With university budgets being cut around the country, colleges will increasingly be looking to private philanthropy to make up the difference. So it is worth examining the Koch gift and its implications. (Full disclosure: I participated in a Koch summer fellowship 15 years ago.)
The primary reason that conservative and libertarian foundations give money to universities is to promote intellectual diversity on campus. In the last election, college professors donated eight times as much money to Barack Obama as to John McCain. But it’s not only politics. Whether it’s the view of religion by social scientists or the view of string theory by physicists, university departments do not usually tolerate disagreement. Numerous studies show that the structure of the university is one that promotes uniformity.

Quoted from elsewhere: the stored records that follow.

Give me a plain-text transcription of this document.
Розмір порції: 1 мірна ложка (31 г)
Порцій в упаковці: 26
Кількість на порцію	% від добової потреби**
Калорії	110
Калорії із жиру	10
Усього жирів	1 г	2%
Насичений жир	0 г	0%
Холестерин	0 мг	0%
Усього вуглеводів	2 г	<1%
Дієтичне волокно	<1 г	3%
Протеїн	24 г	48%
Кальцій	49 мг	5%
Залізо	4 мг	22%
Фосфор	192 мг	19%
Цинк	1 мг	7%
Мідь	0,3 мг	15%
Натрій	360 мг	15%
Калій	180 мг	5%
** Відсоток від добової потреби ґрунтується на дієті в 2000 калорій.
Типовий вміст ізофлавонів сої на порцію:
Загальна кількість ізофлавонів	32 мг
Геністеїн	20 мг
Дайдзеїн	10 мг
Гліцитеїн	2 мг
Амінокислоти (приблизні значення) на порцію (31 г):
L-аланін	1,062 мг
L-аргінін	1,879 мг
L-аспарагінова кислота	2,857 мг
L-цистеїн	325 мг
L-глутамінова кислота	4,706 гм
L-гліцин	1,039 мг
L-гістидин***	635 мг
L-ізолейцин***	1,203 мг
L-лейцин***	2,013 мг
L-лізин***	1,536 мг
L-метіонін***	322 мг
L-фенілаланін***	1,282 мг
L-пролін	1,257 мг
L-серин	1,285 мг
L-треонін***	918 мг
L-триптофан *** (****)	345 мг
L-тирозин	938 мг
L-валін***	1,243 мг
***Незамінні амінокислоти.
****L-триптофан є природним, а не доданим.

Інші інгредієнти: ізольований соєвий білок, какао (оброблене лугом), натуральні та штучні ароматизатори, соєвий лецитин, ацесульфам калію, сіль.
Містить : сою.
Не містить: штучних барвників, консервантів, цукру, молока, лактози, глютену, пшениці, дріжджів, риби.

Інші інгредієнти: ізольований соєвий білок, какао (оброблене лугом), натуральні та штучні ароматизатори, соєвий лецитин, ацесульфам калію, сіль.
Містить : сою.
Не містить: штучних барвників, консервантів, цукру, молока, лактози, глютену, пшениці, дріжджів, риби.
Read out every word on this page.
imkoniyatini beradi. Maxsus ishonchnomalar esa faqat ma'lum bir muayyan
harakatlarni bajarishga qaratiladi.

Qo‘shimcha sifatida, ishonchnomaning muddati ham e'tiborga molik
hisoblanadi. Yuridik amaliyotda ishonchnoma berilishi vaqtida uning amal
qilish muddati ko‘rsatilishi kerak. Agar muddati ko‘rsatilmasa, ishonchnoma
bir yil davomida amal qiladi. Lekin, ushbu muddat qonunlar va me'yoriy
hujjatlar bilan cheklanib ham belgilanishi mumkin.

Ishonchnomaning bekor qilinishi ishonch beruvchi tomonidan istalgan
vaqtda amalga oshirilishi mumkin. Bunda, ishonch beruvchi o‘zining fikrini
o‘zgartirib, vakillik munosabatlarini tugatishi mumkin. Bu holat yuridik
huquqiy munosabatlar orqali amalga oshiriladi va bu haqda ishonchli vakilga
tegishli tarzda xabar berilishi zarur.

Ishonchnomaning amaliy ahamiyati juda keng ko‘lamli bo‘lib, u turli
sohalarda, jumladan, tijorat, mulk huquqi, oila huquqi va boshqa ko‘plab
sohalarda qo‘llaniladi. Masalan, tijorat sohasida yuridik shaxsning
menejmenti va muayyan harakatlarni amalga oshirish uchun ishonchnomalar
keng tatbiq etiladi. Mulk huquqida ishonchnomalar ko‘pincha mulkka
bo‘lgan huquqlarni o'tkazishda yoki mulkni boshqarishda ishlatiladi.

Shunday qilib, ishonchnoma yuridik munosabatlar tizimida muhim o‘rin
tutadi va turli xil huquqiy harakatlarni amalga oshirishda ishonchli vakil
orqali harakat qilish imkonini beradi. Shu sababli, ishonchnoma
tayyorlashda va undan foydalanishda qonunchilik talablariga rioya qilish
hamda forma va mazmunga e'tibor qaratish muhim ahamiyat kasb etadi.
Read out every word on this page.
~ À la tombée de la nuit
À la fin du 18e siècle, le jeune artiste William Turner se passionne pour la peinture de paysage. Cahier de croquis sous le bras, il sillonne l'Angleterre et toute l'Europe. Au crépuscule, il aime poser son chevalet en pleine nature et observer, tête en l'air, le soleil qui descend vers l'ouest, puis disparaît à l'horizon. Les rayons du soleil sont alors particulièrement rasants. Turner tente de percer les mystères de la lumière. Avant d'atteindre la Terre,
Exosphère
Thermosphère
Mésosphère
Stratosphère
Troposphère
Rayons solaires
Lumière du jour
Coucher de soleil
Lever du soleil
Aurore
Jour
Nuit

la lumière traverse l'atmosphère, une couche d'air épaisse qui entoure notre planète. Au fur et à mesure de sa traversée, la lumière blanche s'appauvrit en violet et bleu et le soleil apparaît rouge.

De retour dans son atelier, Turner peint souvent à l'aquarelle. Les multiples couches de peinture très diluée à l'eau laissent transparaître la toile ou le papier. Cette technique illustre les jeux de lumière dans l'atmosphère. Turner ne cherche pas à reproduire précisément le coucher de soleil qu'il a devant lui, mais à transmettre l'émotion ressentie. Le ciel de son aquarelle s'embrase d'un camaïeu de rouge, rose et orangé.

Researchers Daniel Klein of George Mason University and Charlotta Stern of Stockholm University found that university faculties have “tendencies… toward concurrence-seeking, self-validation, and exclusion of challenges to core beliefs.’’ The first factor, say Klein and Stern, is “departmental majoritarianism,’’ the notion that academic departments make most of the personnel decisions by vote and that only rarely does an outsider override them. This system is the natural result of the narrow specialties of most academics, whose merit can allegedly be judged only by others in their field. Academic department members tend to seek out and attract people who are most like them.
In order to break out of this cycle of cloning themselves, some outside input is necessary, but the tenure system rarely lets that happen. Faculty effectively run most universities and they view administrators, donors, and even parents with great suspicion.